There is no further stratigraphic record preserved in
Hong Kong until the Quaternary, when thick non-marine
and marine deposits accumulated in low-lying areas.
The Lianhuashan Fault Zone is one of the dominant structural features
of southeastern China and consists of subparallel and anastomosing,
northeast-trending faults. In Guangdong Province the fault zone
is up to 30 km wide (Bureau of Geology and Mineral Resources of
Guangdong Province (BGMRGP,
1988) and is characterised by numerous ductile shear
belts, some of which are associated with local medium to high grade
dynamic metamorphism (Yang,
1996).
Hong Kong lies at the southwestern extremity of the Lianhuashan
Fault Zone, where it is bounded by the Shenzhen Fault
to the north and the Haifeng Fault to the south (Chen,
1987; Lai
& Langford, 1996) (Figure
2.3). The most intense activity along the fault
zone was during the Mesozoic when structurally controlled
Late Jurassic to Early Cretaceous volcanic and plutonic
centres were developed; later substantial sinistral
displacement resulted in the formation of small transtensional
basins.
It has been postulated that the Lianhuashan Fault Zone is the
surface expression of a deep-seated suture within the Precambrian
basement rocks. Evidence for this lies in the isotope signatures
of the exposed Mesozoic granite plutons that have sampled the crustal
rocks beneath Hong Kong (Darbyshire
& Sewell, 1997; Davis
et al., 1997) and the modelling of the regional
gravity data (Fletcher
et al., 1997). These results suggest that the
suture separates terranes of predominantly Archaean and Proterozoic
rocks that probably amalgamated in Proterozoic times.

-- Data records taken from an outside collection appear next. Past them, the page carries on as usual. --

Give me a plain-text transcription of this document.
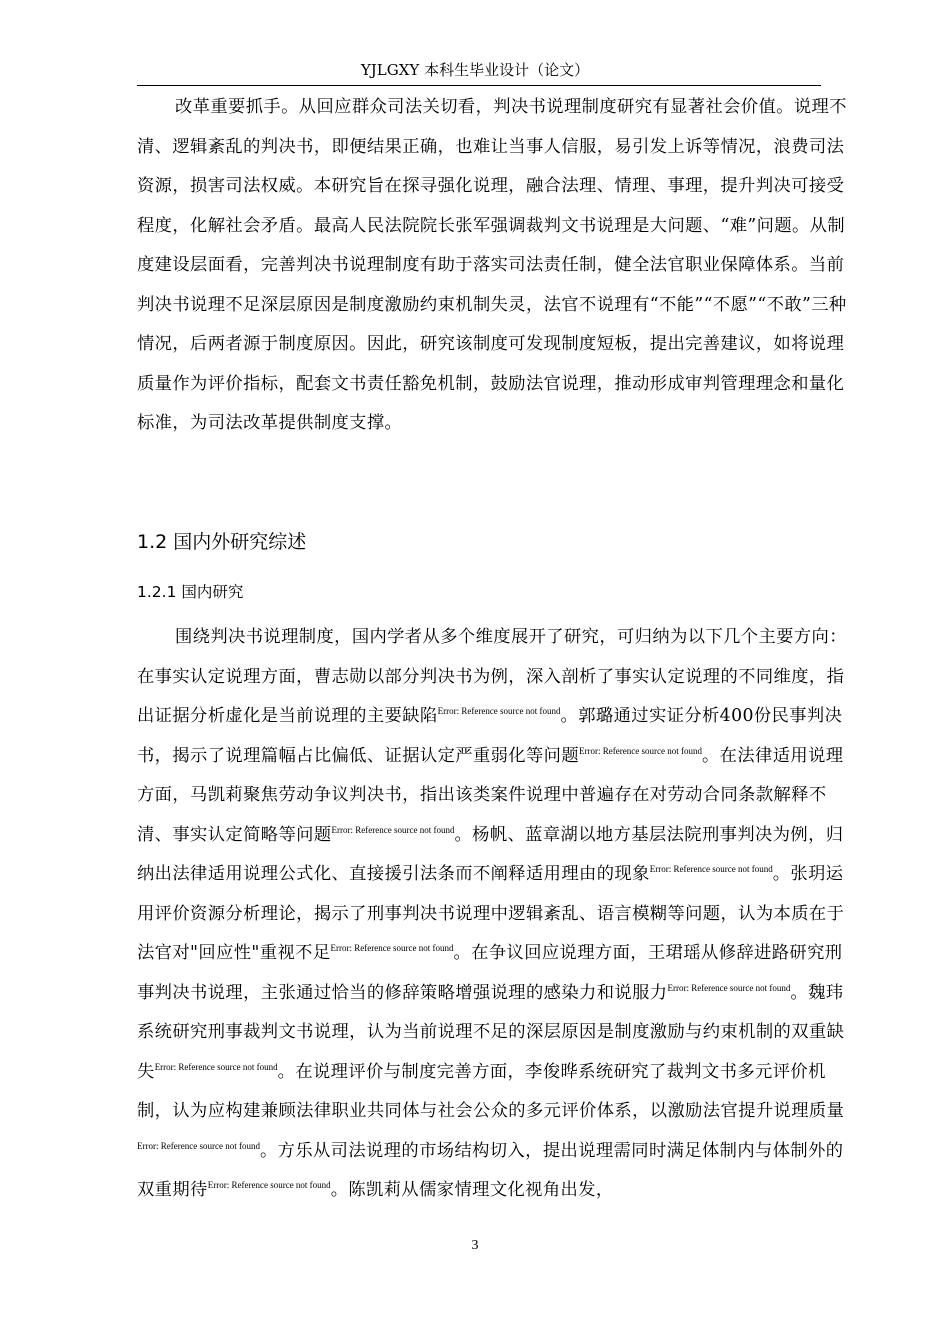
YJLGXY 本科生毕业设计（论文）

改革重要抓手。从回应群众司法关切看，判决书说理制度研究有显著社会价值。说理不清、逻辑紊乱的判决书，即便结果正确，也难让当事人信服，易引发上诉等情况，浪费司法资源，损害司法权威。本研究旨在探寻强化说理，融合法理、情理、事理，提升判决可接受程度，化解社会矛盾。最高人民法院院长张军强调裁判文书说理是大问题、“难”问题。从制度建设层面看，完善判决书说理制度有助于落实司法责任制，健全法官职业保障体系。当前判决书说理不足深层原因是制度激励约束机制失灵，法官不说理有“不能”“不愿”“不敢”三种情况，后两者源于制度原因。因此，研究该制度可发现制度短板，提出完善建议，如将说理质量作为评价指标，配套文书责任豁免机制，鼓励法官说理，推动形成审判管理理念和量化标准，为司法改革提供制度支撑。

1.2 国内外研究综述
1.2.1 国内研究

围绕判决书说理制度，国内学者从多个维度展开了研究，可归纳为以下几个主要方向：在事实认定说理方面，曹志勋以部分判决书为例，深入剖析了事实认定说理的不同维度，指出证据分析虚化是当前说理的主要缺陷$^{Error: Reference source not found}$。郭璐通过实证分析400份民事判决书，揭示了说理篇幅占比偏低、证据认定严重弱化等问题$^{Error: Reference source not found}$。在法律适用说理方面，马凯莉聚焦劳动争议判决书，指出该类案件说理中普遍存在对劳动合同条款解释不清、事实认定简略等问题$^{Error: Reference source not found}$。杨帆、蓝章湖以地方基层法院刑事判决为例，归纳出法律适用说理公式化、直接援引法条而不阐释适用理由的现象$^{Error: Reference source not found}$。张玥运用评价资源分析理论，揭示了刑事判决书说理中逻辑紊乱、语言模糊等问题，认为本质在于法官对"回应性"重视不足$^{Error: Reference source not found}$。在争议回应说理方面，王珺瑶从修辞进路研究刑事判决书说理，主张通过恰当的修辞策略增强说理的感染力和说服力$^{Error: Reference source not found}$。魏玮系统研究刑事裁判文书说理，认为当前说理不足的深层原因是制度激励与约束机制的双重缺失$^{Error: Reference source not found}$。在说理评价与制度完善方面，李俊晔系统研究了裁判文书多元评价机制，认为应构建兼顾法律职业共同体与社会公众的多元评价体系，以激励法官提升说理质量$^{Error: Reference source not found}$。方乐从司法说理的市场结构切入，提出说理需同时满足体制内与体制外的双重期待$^{Error: Reference source not found}$。陈凯莉从儒家情理文化视角出发，

3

Whether the
suture formed during the subduction of oceanic crust between two
converging plates, represents a major strike-slip fault between
two continental fragments, or is the margin of a Proterozoic greenstone
belt remains unclear. However, once formed, it largely controlled
the geological development along the Lianhuashan Fault Zone throughout
the Phanerozoic.
The main fault orientations in Hong Kong strike eastnortheast,
varying to northeast, and northwest, varying to northnorthwest.
Some authors (e.g. Lai
& Langford, 1996; Ding
& Lai, 1997) regard northeast-
and eastnortheast-, varying to east - west-striking faults as belonging
to different subsets. The east - west faults include both low-angle
and subvertical faults. Occasional north-south striking faults also
occur. The general pattern of faults in Hong Kong is similar to
the regional pattern seen in Guangdong Province (BGMRGP,
1988).
Individual faults within Hong Kong can be traced for up to 60
km and are associated with zones of more generally brittle
- ductile deformation up to 1 km wide. They form many
of the major northeast-trending valley systems in Hong
Kong (Plate
1.2). However, most faults intersected in boreholes
or tunnels appear to be only metres wide and in a few
places, tens of metres wide at the most.
In many instances, more than one name has been used for individual
faults in Hong Kong. In part, this has resulted from
faults having been mapped and described on a local basis
before their lateral extent was fully realised. Also,
it has been common practice in Hong Kong to use more
than one geographical name to identify faults and fault
zones and this has often resulted in cumbersome names.
A proposed rationalisation and simplification of the
fault nomenclature is presented in Figure
2.7.